We are told the following:
Let $S_n$ denote the permutation group on $\{1,\dots,n\}$ and let $GL_n(\mathbb{R})$ denote the group of invertible $n \times n$ matrices. Now assume the following fact:
for each $n$ there is a group homomorphism $\varphi : S_n \rightarrow GL_n(\mathbb{R})$ such that $\ker (\varphi) = \{\iota\}$, where $\iota$ is the identity permutation.
How do I show that any finite group $G$ is isomorphic to a subgroup of $GL_{n}(\mathbb{R})$ for some $n$?
I realise I need to use Cayley's theorem for a finite group which is:
Every finite group $G$ of order $n$ is isomorphic to a subgroup of $S_n$.
However, I am unsure how I can answer this question.
Thank you
Best Answer
You've almost made it to the end !
Let $G$ be a finite groupe and $n = \text{Card}(G)$.
Caley's theorem states that there exists $\phi \in \text{Hom}(G, S_n)$ which is injective, which means that $G$ is isomorphic to a subgroup of $S_n$.
We will make $S_n$ "act" on the vector space $\mathbb{R}^n$. We will define for every $\sigma \in S_n$ the matrix : $$M_{\sigma} = (\delta_{\sigma(i), j})$$
where $\delta$ is the Kronecker delta defined by : $\delta_{a, b} = \begin{cases} 1 \text{ if } a = b \\ 0 \text{ otherwise} \end{cases}$
These $M_{\sigma}$ are elements of $\text{GL}_n(\mathbb{R})$ because $\forall \sigma \in S_n, \ M_{\sigma} \times M_{\sigma^{-1}} = M_{\sigma^{-1}} \times M_{\sigma} = I_n$.
Let $\phi' : \sigma \mapsto M_{\sigma}$. $\phi' \in \text{Hom}(S_n, \text{GL}_n(\mathbb{R}))$ and is injective, so $S_n$ is isomorphic to a subgroup of $\text{GL}_n(\mathbb{R})$.

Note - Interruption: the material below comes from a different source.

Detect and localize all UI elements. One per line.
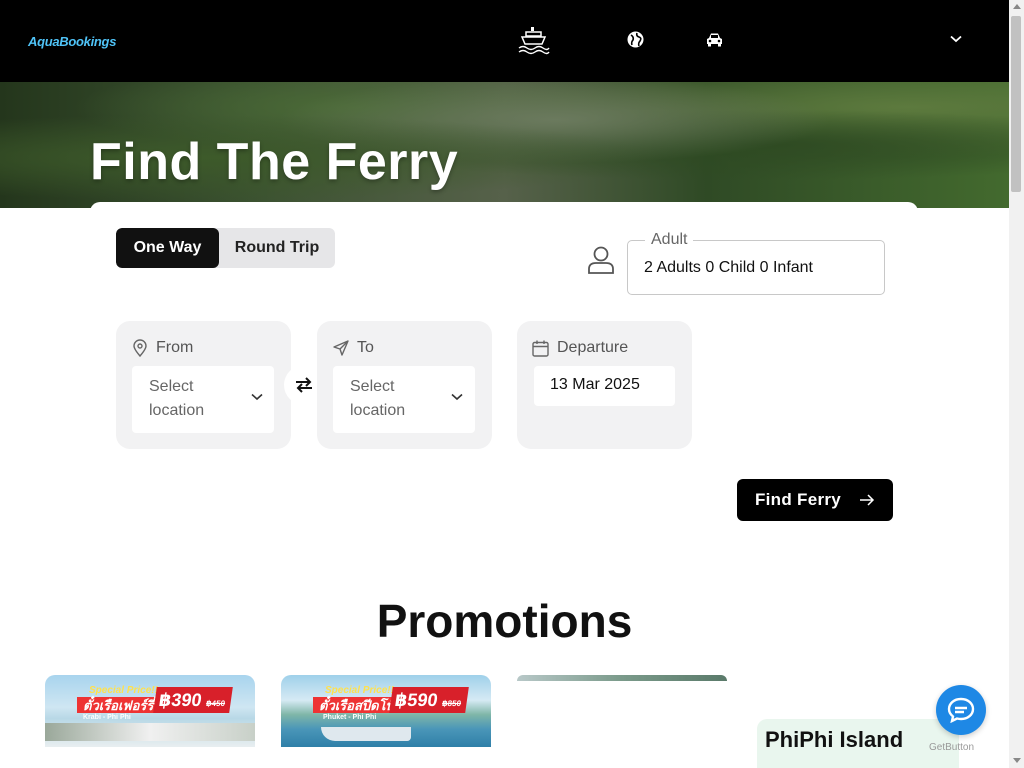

then, let $\theta = \phi' \circ \phi$. $\phi$ and $\phi'$ are injective morphisms, so $\theta$ is an injective morphism from $G$ to $\text{GL}_n(\mathbb{R})$. That means $G$ is isomorphic to a subgroup of $\text{GL}_n(\mathbb{R})$, which is, in our case, $\text{Im}(\theta)$.